La comunicazione è rivolta esclusivamente alle aziende che hanno lavoratori che svolgono attività in smart working, anche solo in parte o occasionalmente.
Le sanzioni previste
La Legge 11 marzo 2026 n. 34 (art. 11) ha introdotto un regime sanzionatorio per i datori di lavoro che non hanno consegnato ai propri lavoratori in smart working l’informativa scritta sulla salute e sicurezza prevista dalla normativa vigente.
Le sanzioni previste sono:
• arresto da due a quattro mesi, oppure
• sanzione amministrativa fino a € 7.403,96.
La norma si applica a tutti i datori di lavor privati, indipendentemente dalla dimensione aziendale e dal numero di giornate lavorate in modalità agile.

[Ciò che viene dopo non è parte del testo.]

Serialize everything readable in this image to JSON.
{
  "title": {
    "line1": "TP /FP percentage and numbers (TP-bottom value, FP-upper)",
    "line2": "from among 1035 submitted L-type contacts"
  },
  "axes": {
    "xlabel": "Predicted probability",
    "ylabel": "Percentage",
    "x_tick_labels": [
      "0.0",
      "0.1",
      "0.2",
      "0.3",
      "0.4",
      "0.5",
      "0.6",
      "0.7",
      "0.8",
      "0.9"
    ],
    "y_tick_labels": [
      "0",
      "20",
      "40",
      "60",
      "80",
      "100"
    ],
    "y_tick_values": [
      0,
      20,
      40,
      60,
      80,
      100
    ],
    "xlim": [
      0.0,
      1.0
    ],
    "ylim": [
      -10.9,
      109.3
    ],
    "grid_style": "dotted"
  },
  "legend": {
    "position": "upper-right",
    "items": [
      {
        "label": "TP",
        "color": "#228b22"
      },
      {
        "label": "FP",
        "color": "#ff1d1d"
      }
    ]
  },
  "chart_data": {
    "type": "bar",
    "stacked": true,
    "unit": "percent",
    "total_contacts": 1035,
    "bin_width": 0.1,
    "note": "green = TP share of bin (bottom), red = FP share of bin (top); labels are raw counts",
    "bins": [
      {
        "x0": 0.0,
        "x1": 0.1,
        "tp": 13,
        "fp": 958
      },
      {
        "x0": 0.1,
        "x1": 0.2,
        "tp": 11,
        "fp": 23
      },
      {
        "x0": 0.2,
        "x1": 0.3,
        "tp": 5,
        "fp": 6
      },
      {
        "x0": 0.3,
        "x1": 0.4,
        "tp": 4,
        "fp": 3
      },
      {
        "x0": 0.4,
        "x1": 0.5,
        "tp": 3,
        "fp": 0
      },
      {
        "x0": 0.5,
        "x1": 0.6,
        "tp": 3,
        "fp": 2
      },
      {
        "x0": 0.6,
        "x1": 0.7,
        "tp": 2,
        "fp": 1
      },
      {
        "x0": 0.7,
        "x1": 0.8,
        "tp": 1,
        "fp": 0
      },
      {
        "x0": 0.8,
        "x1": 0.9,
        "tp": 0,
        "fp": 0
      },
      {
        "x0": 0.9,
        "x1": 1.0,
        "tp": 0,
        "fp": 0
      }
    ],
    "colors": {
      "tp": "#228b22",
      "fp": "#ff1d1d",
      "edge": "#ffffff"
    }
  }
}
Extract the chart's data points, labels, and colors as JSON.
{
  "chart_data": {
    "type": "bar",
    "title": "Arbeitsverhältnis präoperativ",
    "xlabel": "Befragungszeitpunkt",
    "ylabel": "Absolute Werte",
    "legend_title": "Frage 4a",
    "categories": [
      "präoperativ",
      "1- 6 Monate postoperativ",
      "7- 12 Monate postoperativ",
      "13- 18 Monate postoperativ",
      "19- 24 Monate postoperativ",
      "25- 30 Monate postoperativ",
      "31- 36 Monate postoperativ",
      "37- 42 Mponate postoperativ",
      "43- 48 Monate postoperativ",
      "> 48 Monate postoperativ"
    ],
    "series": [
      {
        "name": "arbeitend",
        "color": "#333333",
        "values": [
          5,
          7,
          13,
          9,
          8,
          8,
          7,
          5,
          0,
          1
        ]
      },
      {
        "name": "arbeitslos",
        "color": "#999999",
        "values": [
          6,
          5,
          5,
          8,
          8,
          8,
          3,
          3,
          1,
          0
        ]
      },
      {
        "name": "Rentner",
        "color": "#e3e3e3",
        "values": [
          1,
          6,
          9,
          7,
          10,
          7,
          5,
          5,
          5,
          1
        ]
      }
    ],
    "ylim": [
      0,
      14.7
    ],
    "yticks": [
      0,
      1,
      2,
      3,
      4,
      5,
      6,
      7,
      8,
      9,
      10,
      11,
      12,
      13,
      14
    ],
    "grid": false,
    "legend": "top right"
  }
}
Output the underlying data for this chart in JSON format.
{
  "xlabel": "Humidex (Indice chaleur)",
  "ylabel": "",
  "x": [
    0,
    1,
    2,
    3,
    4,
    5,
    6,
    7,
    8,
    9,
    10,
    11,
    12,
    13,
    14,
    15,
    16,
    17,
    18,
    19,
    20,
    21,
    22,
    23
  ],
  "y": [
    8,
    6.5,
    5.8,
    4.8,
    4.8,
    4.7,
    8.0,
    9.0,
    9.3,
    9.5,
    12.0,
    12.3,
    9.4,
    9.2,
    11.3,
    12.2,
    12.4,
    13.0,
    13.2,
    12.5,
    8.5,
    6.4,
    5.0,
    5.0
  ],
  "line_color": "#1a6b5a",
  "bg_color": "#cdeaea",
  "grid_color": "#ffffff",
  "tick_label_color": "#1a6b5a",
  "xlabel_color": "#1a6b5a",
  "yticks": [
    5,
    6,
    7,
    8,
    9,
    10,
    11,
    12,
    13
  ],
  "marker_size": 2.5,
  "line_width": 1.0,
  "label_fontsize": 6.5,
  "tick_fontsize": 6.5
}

L’obbligo: l’informativa di sicurezza
Il datore di lavoro ha l’obbligo di consegnare a ogni lavoratore in smart working – e al Rappresentante dei Lavoratori per la Sicurezza (RLS) – un’informativa scritta sulla salute e sicurezza connessa alla prestazione svolta da remoto. Il documento deve essere firmato per ricevuta da entrambi e rinnovato con cadenza almeno annuale.
L’informativa illustra i principali rischi del lavoro da remoto e le misure di prevenzione da adottare, coprendo tutti gli aspetti rilevanti per la tutela del lavoratore che opera al di fuori dei locali aziendali.
Cosa fare
Vi invitiamo a verificare se nella vostra azienda l’informativa è già presente e aggiornata. In particolare:
• Avete già consegnato l’informativa a ciascun lavoratore in smart working e al RLS?
• Il documento è stato firmato e la consegna è avvenuta entro gli ultimi 12 mesi?
Se la risposta è sì a entrambe le domande, siete in regola.
Se invece l’informativa non è stata ancora consegnata, o se non siete certi della situazione, è necessario provvedere. Contattateci e vi forniremo il documento personalizzato per la vostra azienda.
L’accordo individuale
Oltre all’informativa di sicurezza, la normativa prevede che l’attivazione dello smart working richieda la stipula di un accordo scritto individuale tra il datore di lavoro e ciascun lavoratore interessato. Questo documento riguarda la sfera contrattuale del rapporto di lavoro e non rientra nell’ambito della consulenza per la sicurezza.
Per la predisposizione dell’accordo individuale vi invitiamo a rivolgervi al vostro consulente del lavoro o all’associazione di categoria di riferimento.